Intervention de Laurence Abeille

Réunion du 10 juin 2014 à 17h00
Commission du développement durable et de l'aménagement du territoire

Photo issue du site de l'Assemblée nationale ou de WikipediaLaurence Abeille :

Le groupe écologiste partage pleinement l'esprit de ce texte, fondé sur une vision dynamique de la biodiversité, et non sur la simple protection des espaces et des espèces pour leur seule valeur patrimoniale ou récréative.

Nous sommes là devant une nouvelle frontière : après avoir légiféré sur la biodiversité remarquable et sur la protection de nos espaces les plus riches en biodiversité, il nous faut protéger également la biodiversité ordinaire et les espaces concourant à faire vivre les écosystèmes.

Nous sommes favorables au titre Ier qui inscrit cette vision dynamique de la biodiversité dans la loi. Nous regrettons cependant qu'il n'impose pas un principe de non-régression du droit de l'environnement au moment où nombreux sont ceux qui essaient de mettre à mal les avancées en matière environnementale – en témoigne, par exemple, la proposition de loi relative à la charte de l'environnement adoptée au Sénat.

S'agissant du titre II, la complémentarité entre instances sociétale et scientifique de la biodiversité est nécessaire, mais la composition de ces structures et les modalités de leur saisine devraient être précisées.

Il manque aussi dans ce projet une vision de l'organisation territoriale des politiques de préservation de la biodiversité, notamment de son articulation avec les régions. Je sais que nous sommes en plein chantier territorial, mais il est nécessaire que les acteurs de terrain soient au fait de cette architecture pour être efficaces.

Au titre III, nous saluons l'avancée que constitue la création de l'Agence française pour la biodiversité, mais celle-ci ne doit pas être une instance technique, qui ne servirait qu'à rationaliser l'emploi des moyens. Une véritable ambition politique est indispensable pour donner aux actions menées un souffle nouveau. Or, à cet égard, trois points suscitent notre inquiétude. Le premier tient à la quasi-absence de la biodiversité terrestre dans les compétences de cette agence, qui apparaît surtout pour l'instant comme une agence de l'eau et des espaces marins, alors que l'ensemble des associations de protection de l'environnement et des acteurs de la biodiversité réclament qu'y soit intégré l'ONCFS. Le deuxième réside dans l'opacité sur la nature des ressources de l'agence : il est nécessaire qu'elle bénéficie de financements dédiés, comme la redevance pour pollutions diffuses. Faire de la France un pays exemplaire en matière de reconquête de la biodiversité nécessite qu'elle dispose des moyens financiers et humains suffisants, même s'ils ne doivent pas égaler ceux qui sont consacrés à d'autres politiques publiques. Enfin, nous sommes préoccupés par le flou qui entoure la police de l'environnement, tiraillée notamment entre l'Agence, l'ONCFS et l'ONF : une rationalisation se révélerait bien utile !
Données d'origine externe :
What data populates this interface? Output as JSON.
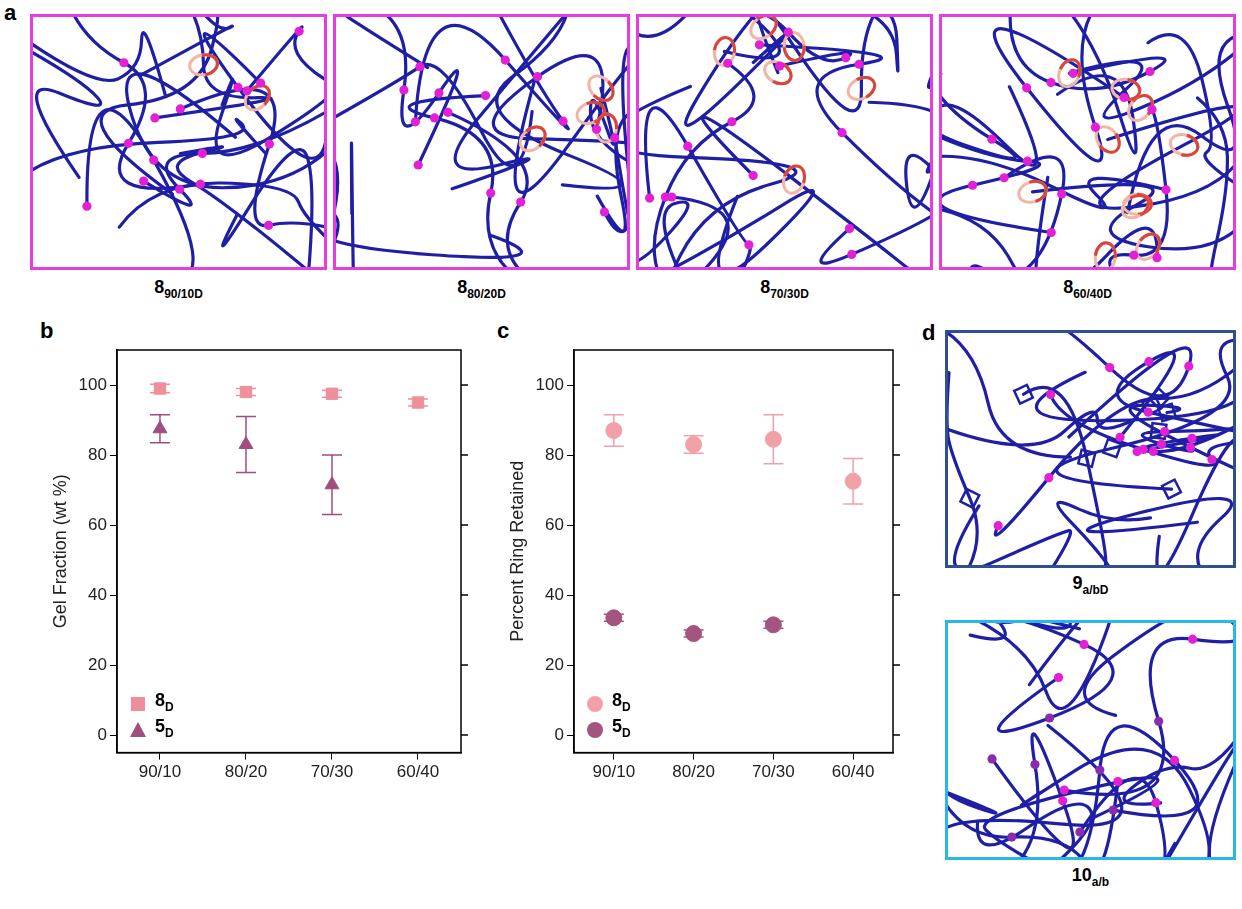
{
  "panels": {
    "a": {
      "letter": "a",
      "labels": [
        {
          "text": "8",
          "subscript": "90/10D"
        },
        {
          "text": "8",
          "subscript": "80/20D"
        },
        {
          "text": "8",
          "subscript": "70/30D"
        },
        {
          "text": "8",
          "subscript": "60/40D"
        }
      ]
    },
    "d": {
      "letter": "d",
      "labels": [
        {
          "text": "9",
          "subscript": "a/bD"
        },
        {
          "text": "10",
          "subscript": "a/b"
        }
      ]
    }
  },
  "chart_data": [
    {
      "panel": "b",
      "type": "scatter",
      "y_label": "Gel Fraction (wt %)",
      "categories": [
        "90/10",
        "80/20",
        "70/30",
        "60/40"
      ],
      "ylim": [
        -5,
        110
      ],
      "yticks": [
        0,
        20,
        40,
        60,
        80,
        100
      ],
      "grid": false,
      "legend": "lower left",
      "series": [
        {
          "name": "8",
          "name_subscript": "D",
          "color": "#ef8f9c",
          "marker": "square",
          "values": [
            99,
            98,
            97.5,
            95
          ],
          "errors": [
            1.2,
            1,
            1,
            1
          ]
        },
        {
          "name": "5",
          "name_subscript": "D",
          "color": "#9e4f7d",
          "marker": "triangle",
          "values": [
            87.5,
            83,
            71.5,
            null
          ],
          "errors": [
            4,
            8,
            8.5,
            null
          ]
        }
      ]
    },
    {
      "panel": "c",
      "type": "scatter",
      "y_label": "Percent Ring Retained",
      "categories": [
        "90/10",
        "80/20",
        "70/30",
        "60/40"
      ],
      "ylim": [
        -5,
        110
      ],
      "yticks": [
        0,
        20,
        40,
        60,
        80,
        100
      ],
      "grid": false,
      "legend": "lower left",
      "series": [
        {
          "name": "8",
          "name_subscript": "D",
          "color": "#f2a0a8",
          "marker": "circle",
          "values": [
            87,
            83,
            84.5,
            72.5
          ],
          "errors": [
            4.5,
            2.5,
            7,
            6.5
          ]
        },
        {
          "name": "5",
          "name_subscript": "D",
          "color": "#a3557f",
          "marker": "circle",
          "values": [
            33.5,
            29,
            31.5,
            null
          ],
          "errors": [
            1,
            1,
            1,
            null
          ]
        }
      ]
    }
  ]
}
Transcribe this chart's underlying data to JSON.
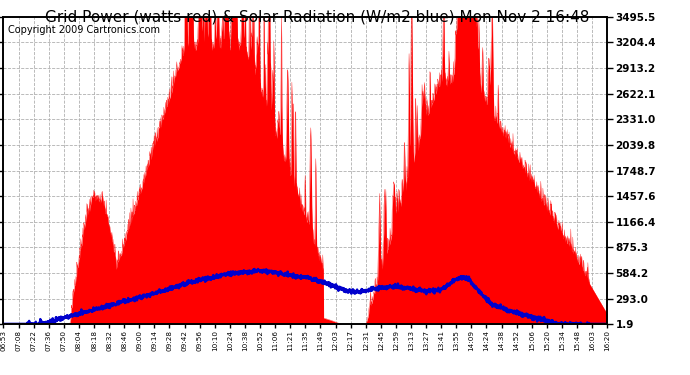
{
  "title": "Grid Power (watts red) & Solar Radiation (W/m2 blue) Mon Nov 2 16:48",
  "copyright": "Copyright 2009 Cartronics.com",
  "yticks": [
    1.9,
    293.0,
    584.2,
    875.3,
    1166.4,
    1457.6,
    1748.7,
    2039.8,
    2331.0,
    2622.1,
    2913.2,
    3204.4,
    3495.5
  ],
  "ymin": 0,
  "ymax": 3495.5,
  "xtick_labels": [
    "06:53",
    "07:08",
    "07:22",
    "07:36",
    "07:50",
    "08:04",
    "08:18",
    "08:32",
    "08:46",
    "09:00",
    "09:14",
    "09:28",
    "09:42",
    "09:56",
    "10:10",
    "10:24",
    "10:38",
    "10:52",
    "11:06",
    "11:21",
    "11:35",
    "11:49",
    "12:03",
    "12:17",
    "12:31",
    "12:45",
    "12:59",
    "13:13",
    "13:27",
    "13:41",
    "13:55",
    "14:09",
    "14:24",
    "14:38",
    "14:52",
    "15:06",
    "15:20",
    "15:34",
    "15:48",
    "16:03",
    "16:20"
  ],
  "bg_color": "#ffffff",
  "plot_bg_color": "#ffffff",
  "grid_color": "#b0b0b0",
  "red_color": "#ff0000",
  "blue_color": "#0000cc",
  "title_fontsize": 11,
  "copyright_fontsize": 7
}
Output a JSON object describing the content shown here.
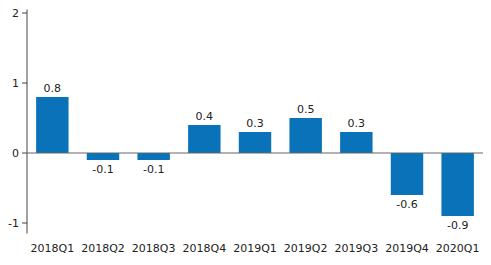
{
  "chart_data": {
    "type": "bar",
    "categories": [
      "2018Q1",
      "2018Q2",
      "2018Q3",
      "2018Q4",
      "2019Q1",
      "2019Q2",
      "2019Q3",
      "2019Q4",
      "2020Q1"
    ],
    "values": [
      0.8,
      -0.1,
      -0.1,
      0.4,
      0.3,
      0.5,
      0.3,
      -0.6,
      -0.9
    ],
    "color": "#0a72b8",
    "ylim": [
      -1.15,
      2.05
    ],
    "yticks": [
      -1,
      0,
      1,
      2
    ],
    "grid": false,
    "data_labels": true
  }
}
Le vaste titre V comporte plusieurs entrées, mais aucune sur la biodiversité terrestre, qu'elle soit ordinaire ou remarquable. À cet égard, le projet de loi dans son ensemble est à l'image de l'Agence pour la biodiversité ! Cela étant, la plupart des mesures de ce titre vont dans le bon sens, notamment la définition de zones sous contrainte environnementale – même si l'expression « sous contrainte » n'est pas heureuse, en raison d'une connotation punitive que la ministre souhaitera probablement abandonner. Les zones de conservation halieutique constituent également une réelle avancée, mais la rédaction proposée crée un malaise, car elle dessine un outil conçu davantage pour les pêcheurs que pour la protection de la biodiversité ; or ces zones doivent servir à protéger la biodiversité, et pas seulement à garantir le maintien de stocks de poissons. Enfin, le recours aux ordonnances est trop important.

Le dernier titre ne nous paraît malheureusement offrir que des dispositions minimales en faveur des paysages. Sans être opposés au toilettage des règles applicables aux sites inscrits, les écologistes regrettent l'abandon de cette procédure simple, qui a fait ses preuves.

Les textes sur la biodiversité et la nature sont trop rares pour que nous ne mettions pas celui-ci à profit en présentant des amendements sur des sujets qu'il n'aborde pas : la publicité, la biodiversité en milieu urbain, la chasse – dont l'absence dans un texte sur la biodiversité est difficilement compréhensible – ou encore le statut juridique de l'animal sauvage. Les députés écologistes espèrent que la discussion parlementaire permettra de réaliser des avancées dans l'ensemble de ces domaines.